There were only two observers for this event - me and Bob Jones near L.A. Both of us saw distinct visual and light curve evidence that the star was a close double star, and so IOTA's Brad Timerson and also Tony George wanted to do their own set of fits to try and determine the best parameters of the system. Unfortunately, the reduction software (R-OTE, Occular) do not have built-in binary star identification and reduction features, so it requires truncating the light curve and fitting. I wonder if one can't do better just by eyeballing the light curve, knowing the frame integration, and then applying the time corrections manually.
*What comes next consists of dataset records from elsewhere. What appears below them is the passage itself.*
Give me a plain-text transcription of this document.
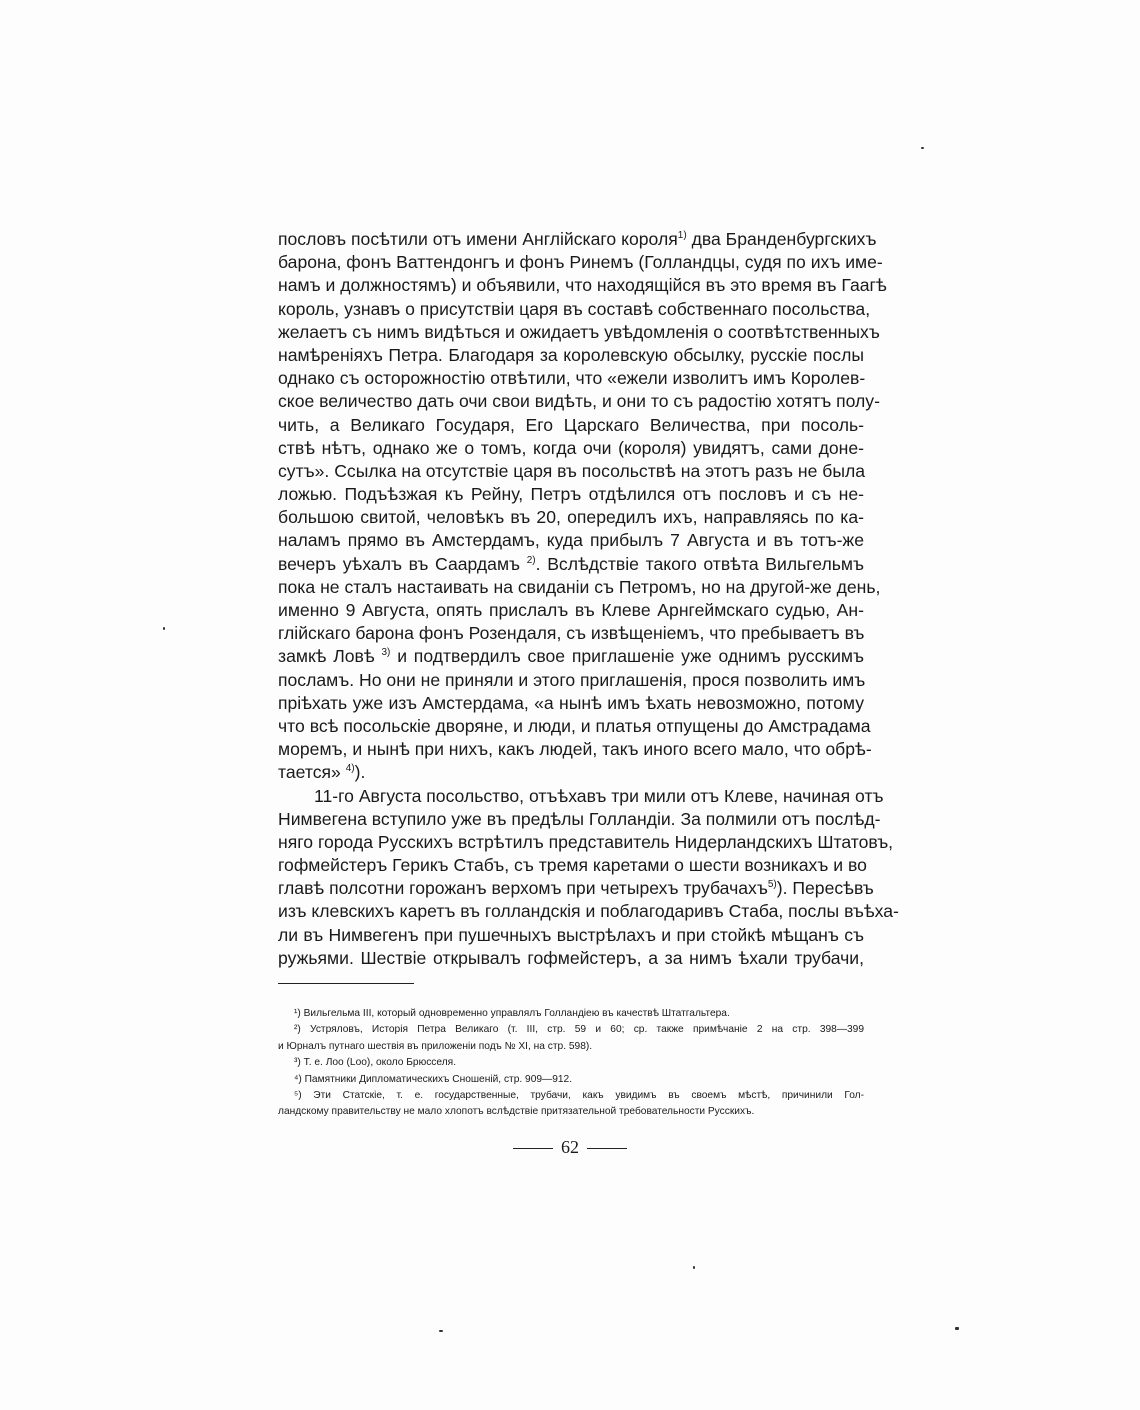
пословъ посѣтили отъ имени Англійскаго короля$^{1)}$ два Бранденбургскихъ
барона, фонъ Ваттендонгъ и фонъ Ринемъ (Голландцы, судя по ихъ име-
намъ и должностямъ) и объявили, что находящійся въ это время въ Гаагѣ
король, узнавъ о присутствіи царя въ составѣ собственнаго посольства,
желаетъ съ нимъ видѣться и ожидаетъ увѣдомленія о соотвѣтственныхъ
намѣреніяхъ Петра. Благодаря за королевскую обсылку, русскіе послы
однако съ осторожностію отвѣтили, что «ежели изволитъ имъ Королев-
ское величество дать очи свои видѣть, и они то съ радостію хотятъ полу-
чить, а Великаго Государя, Его Царскаго Величества, при посоль-
ствѣ нѣтъ, однако же о томъ, когда очи (короля) увидятъ, сами доне-
сутъ». Ссылка на отсутствіе царя въ посольствѣ на этотъ разъ не была
ложью. Подъѣзжая къ Рейну, Петръ отдѣлился отъ пословъ и съ не-
большою свитой, человѣкъ въ 20, опередилъ ихъ, направляясь по ка-
наламъ прямо въ Амстердамъ, куда прибылъ 7 Августа и въ тотъ-же
вечеръ уѣхалъ въ Саардамъ $^{2)}$. Вслѣдствіе такого отвѣта Вильгельмъ
пока не сталъ настаивать на свиданіи съ Петромъ, но на другой-же день,
именно 9 Августа, опять прислалъ въ Клеве Арнгеймскаго судью, Ан-
глійскаго барона фонъ Розендаля, съ извѣщеніемъ, что пребываетъ въ
замкѣ Ловѣ $^{3)}$ и подтвердилъ свое приглашеніе уже однимъ русскимъ
посламъ. Но они не приняли и этого приглашенія, прося позволить имъ
пріѣхать уже изъ Амстердама, «а нынѣ имъ ѣхать невозможно, потому
что всѣ посольскіе дворяне, и люди, и платья отпущены до Амстрадама
моремъ, и нынѣ при нихъ, какъ людей, такъ иного всего мало, что обрѣ-
тается» $^{4)}$).
11-го Августа посольство, отъѣхавъ три мили отъ Клеве, начиная отъ
Нимвегена вступило уже въ предѣлы Голландіи. За полмили отъ послѣд-
няго города Русскихъ встрѣтилъ представитель Нидерландскихъ Штатовъ,
гофмейстеръ Герикъ Стабъ, съ тремя каретами о шести возникахъ и во
главѣ полсотни горожанъ верхомъ при четырехъ трубачахъ$^{5)}$). Пересѣвъ
изъ клевскихъ каретъ въ голландскія и поблагодаривъ Стаба, послы въѣха-
ли въ Нимвегенъ при пушечныхъ выстрѣлахъ и при стойкѣ мѣщанъ съ
ружьями. Шествіе открывалъ гофмейстеръ, а за нимъ ѣхали трубачи,
¹) Вильгельма III, который одновременно управлялъ Голландіею въ качествѣ Штатгальтера.
²) Устряловъ, Исторія Петра Великаго (т. III, стр. 59 и 60; ср. также примѣчаніе 2 на стр. 398—399
и Юрналъ путнаго шествія въ приложеніи подъ № XI, на стр. 598).
³) Т. е. Лоо (Loo), около Брюсселя.
⁴) Памятники Дипломатическихъ Сношеній, стр. 909—912.
⁵) Эти Статскіе, т. е. государственные, трубачи, какъ увидимъ въ своемъ мѣстѣ, причинили Гол-
ландскому правительству не мало хлопотъ вслѣдствіе притязательной требовательности Русскихъ.
62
There was some issue with R-OTE finding a slight drop remaining for almost 2 seconds after the R, but I believe this was noise, and in fact the solution doesn't work well at all unless the steps are what is in fact most obvious.

Final solution with my roughly text'd in D's, R's in Photoshop, from Tony's reduction

My own aperture photometry light curve in LiMovie, using 5/7/25 photometry circles and drift rather than linked tracking. Linked tracking was a bit worse, I felt, and the asteroid was bright enough to still give counts enough for decent drift tracking

Comparison star (bright one south of target), in pink, target in blue. From Tony's reduction.

   

 

The full 350Meg .avi file

The .csv file from LiMovie, using aperture photometry with circles 5,7,25 pixels.

Final (?) determined times below...
D1 4:33:20.6994
D2 4:33:21.3762
R1 4:33:27.5919
R2 4:33:27.9923

Here is the preliminary solution to the shape of the asteriod as determined by Bob's and my timings with the "shelves" interpretted as a binary star. The ellipticity is large for an asteroid 100km across, which hurts confidence a bit.